Financial highlights

  • Revenue for Q1 2025 was $154.7M, up from $138.9M in Q1 2024.

  • Same property NOI increased 4.7% year-over-year on a constant currency basis and 9.3% including FX.

  • AFFO payout ratio improved to 60% from 67% year-over-year; LTM AFFO payout ratio at 66%.

  • Net leverage ratio stable at 32–33%; net debt/EBITDA at 6.8–6.9x.

  • Liquidity stands at approximately CAD 1.1B, including CAD 120M cash and CAD 946M undrawn credit.

Outlook and guidance

  • 2025 guidance: FFO per unit of CAD 5.70–5.85 (5–8% growth), AFFO per unit of CAD 4.80–4.95 (–1% to 2% change), and same property NOI growth of 4.5–6%.

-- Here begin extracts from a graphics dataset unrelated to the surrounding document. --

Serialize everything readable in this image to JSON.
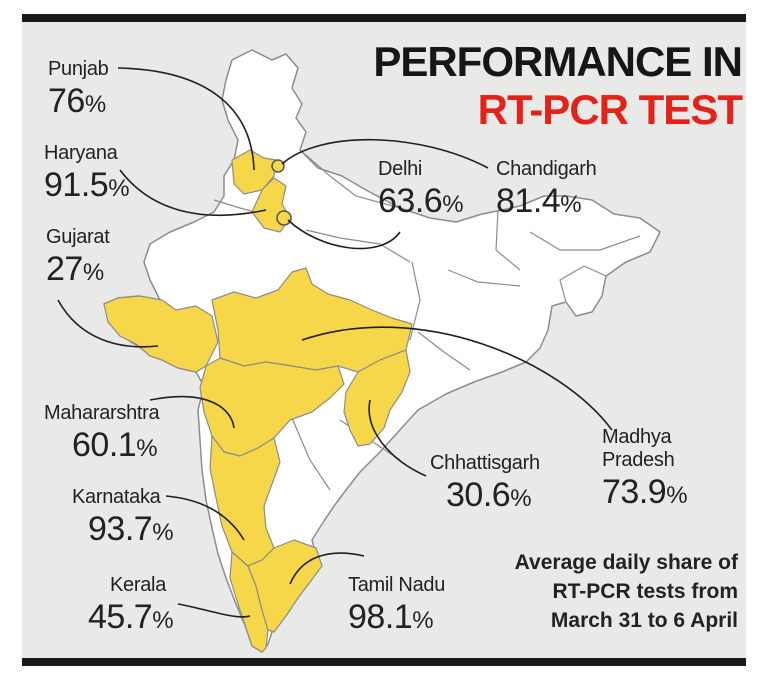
{
  "title": {
    "line1": "PERFORMANCE IN",
    "line2": "RT-PCR TEST"
  },
  "note": [
    "Average daily share of",
    "RT-PCR tests from",
    "March 31 to 6 April"
  ],
  "unit": "%",
  "states": {
    "punjab": {
      "name": "Punjab",
      "value": "76"
    },
    "haryana": {
      "name": "Haryana",
      "value": "91.5"
    },
    "gujarat": {
      "name": "Gujarat",
      "value": "27"
    },
    "delhi": {
      "name": "Delhi",
      "value": "63.6"
    },
    "chandigarh": {
      "name": "Chandigarh",
      "value": "81.4"
    },
    "maharashtra": {
      "name": "Mahararshtra",
      "value": "60.1"
    },
    "karnataka": {
      "name": "Karnataka",
      "value": "93.7"
    },
    "kerala": {
      "name": "Kerala",
      "value": "45.7"
    },
    "tamil_nadu": {
      "name": "Tamil Nadu",
      "value": "98.1"
    },
    "chhattisgarh": {
      "name": "Chhattisgarh",
      "value": "30.6"
    },
    "madhya_pradesh": {
      "name": "Madhya Pradesh",
      "name_line1": "Madhya",
      "name_line2": "Pradesh",
      "value": "73.9"
    }
  },
  "colors": {
    "highlight": "#f7d74a",
    "land": "#ffffff",
    "border": "#8c8c8c",
    "background": "#e9e9e8",
    "title_red": "#e2231a",
    "text": "#222222"
  }
}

  • NOI expected to dip in Q2 due to known vacancies, with recovery in H2 2025 as re-leasing spreads materialize.

  • Guidance assumes no acquisitions/dispositions and reflects recent FX trends, with EUR:CAD at 1.52–1.58 and USD:CAD at 1.40–1.45.

  • Active development pipeline, including a 391,000 SF build-to-suit in Houston, TX, expected to complete in Q4 2026 with a 7.5% stabilized yield.

  • Renewal rate guidance for 2025 expiries is 80–85% at a weighted average rate increase of ~35%; committed vacancy projected at 95.5–96% by year-end.